“I try to make smaller portions now. I used to make large portions to keep and realized I was wasting food,” Michelle Gunaselan tells me how she has changed the way she cooks these days. “Cooking for one is a tedious affair so now I’ve taken to sending my food to friends or to the security guards in my building.”
I first met Gunaselan in a gritty, hidden bar in Paris years ago, surrounded by chain-smoking hipsters and curiosities from Francophone Africa. Nursing our glasses of Planter’s Punch or wine, I can’t remember, we waxed lyrical about good food—a topic most Malaysians and Singaporeans will bond over—and the countries we had lived in.
Today the globetrotting Malaysian aid worker is currently on a break from work, and back in Malaysia, living in Kuala Lumpur (KL).
Malaysia is seeing a surge in Covid-19 infections and is in the midst of a third round of movement restrictions. While she is grateful that most of her family has been vaccinated, Gunaselan hasn’t seen her mom in weeks.
Like many of us, pandemic anxiety is starting to take its toll on Gunaselan and her family—all of them, in her words, very social creatures.

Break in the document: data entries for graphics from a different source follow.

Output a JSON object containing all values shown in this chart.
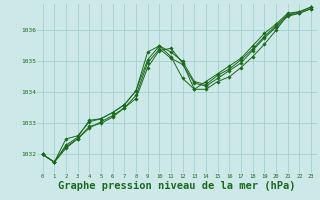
{
  "background_color": "#cce8e8",
  "grid_color": "#99cccc",
  "line_color": "#1a6b1a",
  "marker_color": "#1a6b1a",
  "xlabel": "Graphe pression niveau de la mer (hPa)",
  "xlabel_fontsize": 7.5,
  "xlabel_color": "#1a6b1a",
  "ylabel_ticks": [
    1032,
    1033,
    1034,
    1035,
    1036
  ],
  "xlim": [
    -0.5,
    23.5
  ],
  "ylim": [
    1031.4,
    1036.85
  ],
  "xticks": [
    0,
    1,
    2,
    3,
    4,
    5,
    6,
    7,
    8,
    9,
    10,
    11,
    12,
    13,
    14,
    15,
    16,
    17,
    18,
    19,
    20,
    21,
    22,
    23
  ],
  "series1": [
    1032.0,
    1031.75,
    1032.2,
    1032.5,
    1032.9,
    1033.0,
    1033.2,
    1033.5,
    1033.8,
    1034.8,
    1035.35,
    1035.42,
    1034.95,
    1034.1,
    1034.1,
    1034.35,
    1034.5,
    1034.8,
    1035.15,
    1035.55,
    1036.0,
    1036.5,
    1036.55,
    1036.7
  ],
  "series2": [
    1032.0,
    1031.75,
    1032.5,
    1032.6,
    1033.05,
    1033.15,
    1033.35,
    1033.6,
    1034.05,
    1035.3,
    1035.5,
    1035.15,
    1034.45,
    1034.1,
    1034.35,
    1034.6,
    1034.85,
    1035.1,
    1035.5,
    1035.9,
    1036.2,
    1036.55,
    1036.6,
    1036.75
  ],
  "series3": [
    1032.0,
    1031.75,
    1032.25,
    1032.5,
    1032.85,
    1033.05,
    1033.25,
    1033.5,
    1033.9,
    1034.95,
    1035.4,
    1035.1,
    1034.9,
    1034.3,
    1034.2,
    1034.45,
    1034.7,
    1034.95,
    1035.35,
    1035.75,
    1036.1,
    1036.45,
    1036.55,
    1036.7
  ],
  "series4": [
    1032.0,
    1031.75,
    1032.3,
    1032.55,
    1033.1,
    1033.15,
    1033.35,
    1033.6,
    1034.05,
    1035.05,
    1035.5,
    1035.3,
    1035.0,
    1034.35,
    1034.25,
    1034.55,
    1034.75,
    1035.05,
    1035.4,
    1035.8,
    1036.15,
    1036.5,
    1036.6,
    1036.75
  ]
}
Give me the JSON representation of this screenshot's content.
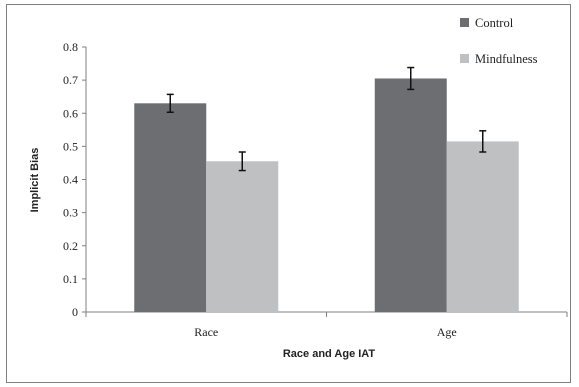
{
  "chart_data": {
    "type": "bar",
    "title": "",
    "xlabel": "Race and Age IAT",
    "ylabel": "Implicit Bias",
    "categories": [
      "Race",
      "Age"
    ],
    "ylim": [
      0,
      0.8
    ],
    "yticks": [
      "0",
      "0.1",
      "0.2",
      "0.3",
      "0.4",
      "0.5",
      "0.6",
      "0.7",
      "0.8"
    ],
    "series": [
      {
        "name": "Control",
        "color": "#6d6e71",
        "values": [
          0.63,
          0.705
        ],
        "errors": [
          0.027,
          0.033
        ]
      },
      {
        "name": "Mindfulness",
        "color": "#bfc0c2",
        "values": [
          0.455,
          0.515
        ],
        "errors": [
          0.028,
          0.032
        ]
      }
    ],
    "grid": false,
    "legend": "top-right"
  }
}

“As I have been abroad for the last seven years, it’s beginning to dawn on me how much I miss my family, and how much I need them around me. When I’m home, we always have get-togethers, so it’s been challenging not seeing them.”
For someone who once harbored dreams of becoming a war photographer, she eventually found her calling working with an international non-governmental organization in developing countries and conflict zones.
I can only imagine it is not a job for the faint of heart. It takes her far from home and into the depths of heartwrenching situations. The 38-year-old admits cooking is the one thing that gives her peace of mind.
“I cook all the time! I’ve been in lockdown both in Syria where I was based and now here, in a flat in downtown KL so cooking has become, as it always has been for me, a saving grace. Something to take my mind off the numerous things I am thinking about, and to quell my anxiety.”
With her trademark glasses, tattoos and bright lips, Gunaselan is an unabashed straight-talker with a good head on her shoulders, infectious in her passion for socio-political issues and tasty food.
When we are not obsessing over wrongful convictions highlighted in Netflix documentaries, she’s into making complex salads of late. “Don’t ask me why, but I’m feeling very accomplished assembling these salads!”
Given her recent enthusiasm for salads, I was surprised when she chose to share her recipe for egg fried rice. “I decided that I should master one of these easy staple dishes like fried rice or fried noodles so I’ve been making egg fried rice a lot and I think I’ve mastered it!”
Gunaselan exclaims, “I’ve been pleased to send it over to friends. My biggest compliment so far is that my friend’s daughter loves it! I’ve also had a number of friends ask me for my recipe. The best part about egg fried rice is it has no exotic ingredients so even if technique does matter to some extent, it’s still super easy to make.”
In a way, I suppose wherever we find ourselves, it is possible to find home in a comforting bowl of fried rice, a dish with the simplest flavors that is a familiar constant in a world fraught with uncertainty.
For those who are hesitating to venture into the kitchen, Gunaselan’s advice is: “Start small, and perhaps look into the kinds of things you’d love to eat or dishes simple enough to replicate. Food is always a feeling, and more often than not, it’s a feeling of belonging.”
Long before the pandemic happened, we had talked about hanging out together on her home turf in KL sometime. Hopefully one day we will, when borders open and before she sets off on another mission.
“Food is always a feeling, and more often than not, it's a feeling of belonging.”
EGG FRIED RICE (SERVES 4)
INGREDIENTS:
3 cups cooked cold long-grain white rice (preferably Basmati)
5 stalks spring onion (the more the better frankly!)
3 eggs
3 tablespoons soy sauce
1 tablespoon sesame oil
salt and white pepper to taste
oil for frying
- Slice spring onion thinly crosswise. Separate white and green parts.
- Crack eggs into a bowl and whisk lightly.
- Set flame on medium heat.
- Heat 3 tablespoons of oil in a wok (or frying pan).
- When oil is hot, fry white parts of the spring onion for a minute until fragrant.
- Add rice and stir well, coating it with spring onion and oil, then move rice to one side of the wok.
- Add oil and lightly-beaten eggs.
- As eggs slowly heat up, fold rice into eggs.
- Adjust flame to high heat and continue mixing.
- Once rice is coated with eggs, add soy sauce and mix.
- Add green parts of the spring onion and mix again.
- Add sesame oil, salt and white pepper to taste, and mix well for the last time.
- Serve hot on its own or with your favorite sambal!